Following a comprehensive literature review and expert consultation, we developed a standardized questionnaire to record participants' baseline characteristics. Data comprised: demographics (age, sex, education level, marital status and occupation); clinical parameters (TNM stage, 7th edition 2009 classification, and histopathological subtype). Stage and subtype were extracted from each patient's medical record. Baseline characteristics were comparable between groups (all P > 0.05). Demographic details have been reported by Zhang et al. (2023).

2.4.2 DT and QLQ-C30

Psychological distress was measured using the National Comprehensive Cancer Network (NCCN) Distress Thermometer (DT)—a validated screening tool (Graham-Wisener et al., 2021; McFarland et al., 2020). The scale was translated into Chinese by Zhang Enning in 2010 and has since been validated among Chinese cancer patients; the total Cronbach's α coefficient is 0.948. Psychological distress was scored on a scale from 0 (no distress) to 10 (extreme distress) (Tan et al., 2019).

The European Organization for Research and Treatment of Cancer Quality of Life Questionnaire Core 30 (EORTC QLQ-C30, version 3.0) is a validated instrument for assessing cancer-specific quality of life. The standard Chinese version of the scale demonstrated good overall internal consistency; Cronbach's α exceeded 0.70 for all domains except cognitive functioning (α = 0.49) (Koch et al., 2021). It comprises 30 items distributed across 15 domains: five functional scales: physical, role, cognitive, emotional, and social functioning; three symptom scales: fatigue, pain, and nausea/vomiting; one global health status scale; six single-item symptom measures. Scoring: items 29 and 30 use a 7-point Likert scale (1 = “not at all ”to 7 =“very much”). The remaining 28 items use a 4-point Likert scale (1 = “not at all” to 4 = “very much”). Interpretation: higher scores on functional and global health scales indicate better quality of life. Higher scores on symptom scales/single items indicate greater symptom burden and poorer quality of life. The EORTC QLQ-C30 has demonstrated robust reliability and validity in evaluating postoperative quality of life among lung cancer patients across diverse age and sex groups.

2.5 Statistical analysis

Statistical analyses were performed using SPSS version 22.0 and RStudio version 1.2.5001 (R environment version 4.0.3; R Core Team, 2020).
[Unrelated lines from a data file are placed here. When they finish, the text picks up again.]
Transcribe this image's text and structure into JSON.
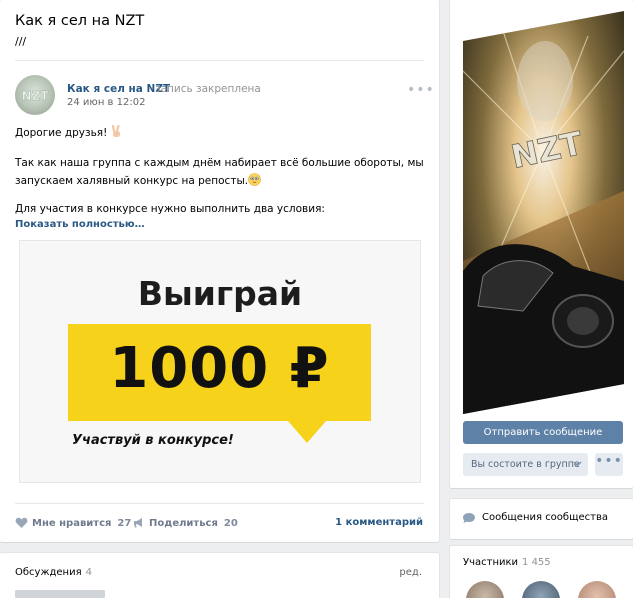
{
  "group": {
    "title": "Как я сел на NZT",
    "status": "///"
  },
  "post": {
    "author": "Как я сел на NZT",
    "pinned_label": "запись закреплена",
    "date": "24 июн в 12:02",
    "more_icon": "ellipsis-icon",
    "line1": "Дорогие друзья!",
    "line2": "Так как наша группа с каждым днём набирает всё большие обороты, мы",
    "line3": "запускаем халявный конкурс на репосты.",
    "line4": "Для участия в конкурсе нужно выполнить два условия:",
    "show_more": "Показать полностью…",
    "promo": {
      "heading": "Выиграй",
      "amount": "1000 ₽",
      "cta": "Участвуй в конкурсе!",
      "accent_color": "#f7d21a"
    },
    "actions": {
      "like_label": "Мне нравится",
      "like_count": "27",
      "share_label": "Поделиться",
      "share_count": "20",
      "comments": "1 комментарий"
    }
  },
  "discussions": {
    "title": "Обсуждения",
    "count": "4",
    "edit": "ред."
  },
  "sidebar": {
    "cover_text": "NZT",
    "send_message": "Отправить сообщение",
    "membership": "Вы состоите в группе",
    "more_icon": "ellipsis-icon",
    "messages_label": "Сообщения сообщества",
    "members_title": "Участники",
    "members_count": "1 455"
  },
  "colors": {
    "link": "#2a5885",
    "button_primary": "#5e81a8",
    "button_secondary": "#e5ebf1",
    "page_bg": "#edeef0"
  }
}
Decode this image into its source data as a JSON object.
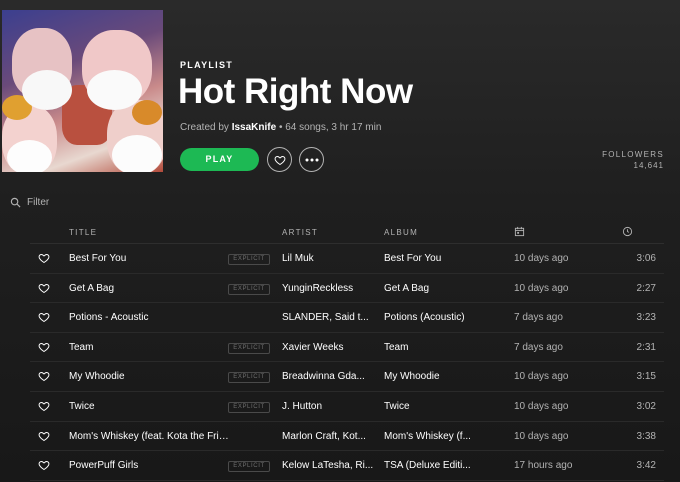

Baseline characteristics were compared between the intervention and control groups with independent-samples t-tests for continuous variables (age and body-mass index) and χ² tests for categorical variables (sex, education level, family per-capita monthly income, marital status, TNM stage and tumor type), following the approach of a previous intervention study (Henrich et al., 2020), Drawing on the per-protocol cohort, we examined the longitudinal trajectories of DT and QLQ-C30 global scores across five time-points for participants in both treatment arms. We subsequently conducted an intention-to-treat analysis on the full dataset, using multiple imputation to handle missing data (Graham, 2009). The intervention effect was analyzed by fitting a linear mixed-effects model with age, sex, body-mass index and education level as covariates. Missing data were assumed to be missing at random (MAR). Multiple imputation by chained equations (MICE) was implemented in R using the “mice” package, producing 20 imputed datasets that were pooled according to Rubin's rules. All randomized participants were retained in the intention-to-treat (ITT) analysis according to their original allocation.

3 Results

3.1 Patient demographic and clinical characteristics

Baseline data were collected from January to December 2020, with post-intervention follow-up completed by December 2021. Of 240 participants, 13 confirmed lung-cancer cases were referred from respiratory and oncology departments; the remainder were recruited from outpatient clinics (Table 2). During the study period, one patient (0.83 %) in the intervention group died, and 20 (16.66 %) in the intervention group vs. 42 (35 %) in the control group withdrew. The intervention-group dropout rate was significantly lower (P = 0.002). Reasons for withdrawal included perceived burden of follow-up procedures, insufficient nurse-patient rapport and other medical issues. Intervention fidelity was maintained through weekly telephone follow-ups and daily SMS reminders delivered by WeChat group assistants. Approximately 86 participants received daily family hugs or expressions of gratitude, while 73 completed mindful body-scans. Overall, 26.25% (n = 63) withdrew from baseline to follow-up (Figure 1).

Table 2

Table 2. Demographic and clinical characteristics of participants (n = 240).

Figure 1

Figure 1. SABC study flow chart of participants assigned to intervention and control groups.

3.2 Effects of SABC intervention on DT and health related QoL of lung cancer patients post-thoracoscopic surgery

Outcomes were analyzed under both intention-to-treat (ITT; n = 240) and per-protocol (PP; n = 177) frameworks. Baseline characteristics were balanced between arms in both datasets (all P > 0.05; Table 3). The intention-to-treat (ITT) analysis showed a significant overall time-by-group interaction for DT (F = 3.791, P < 0.01), with the intervention group achieving lower DT scores than controls at 6 months (t = 3.715, P < 0.001) and 12 months (t = 2.180, P < 0.05); these effects were corroborated and strengthened in the per-protocol analysis (F = 5.258, P < 0.001), which revealed even larger intervention benefits at 6 months (t = 5.956, P < 0.001) and 12 months (t = 7.775, P < 0.001) (Figure 2).

Table 3

Table 3. Mean scores for DT and QLQ-C30 at different time points and the results for per-protocol and intention-to-treat analyses.

Figure 2

Figure 2. DT intent-to-treat outcomes line chart.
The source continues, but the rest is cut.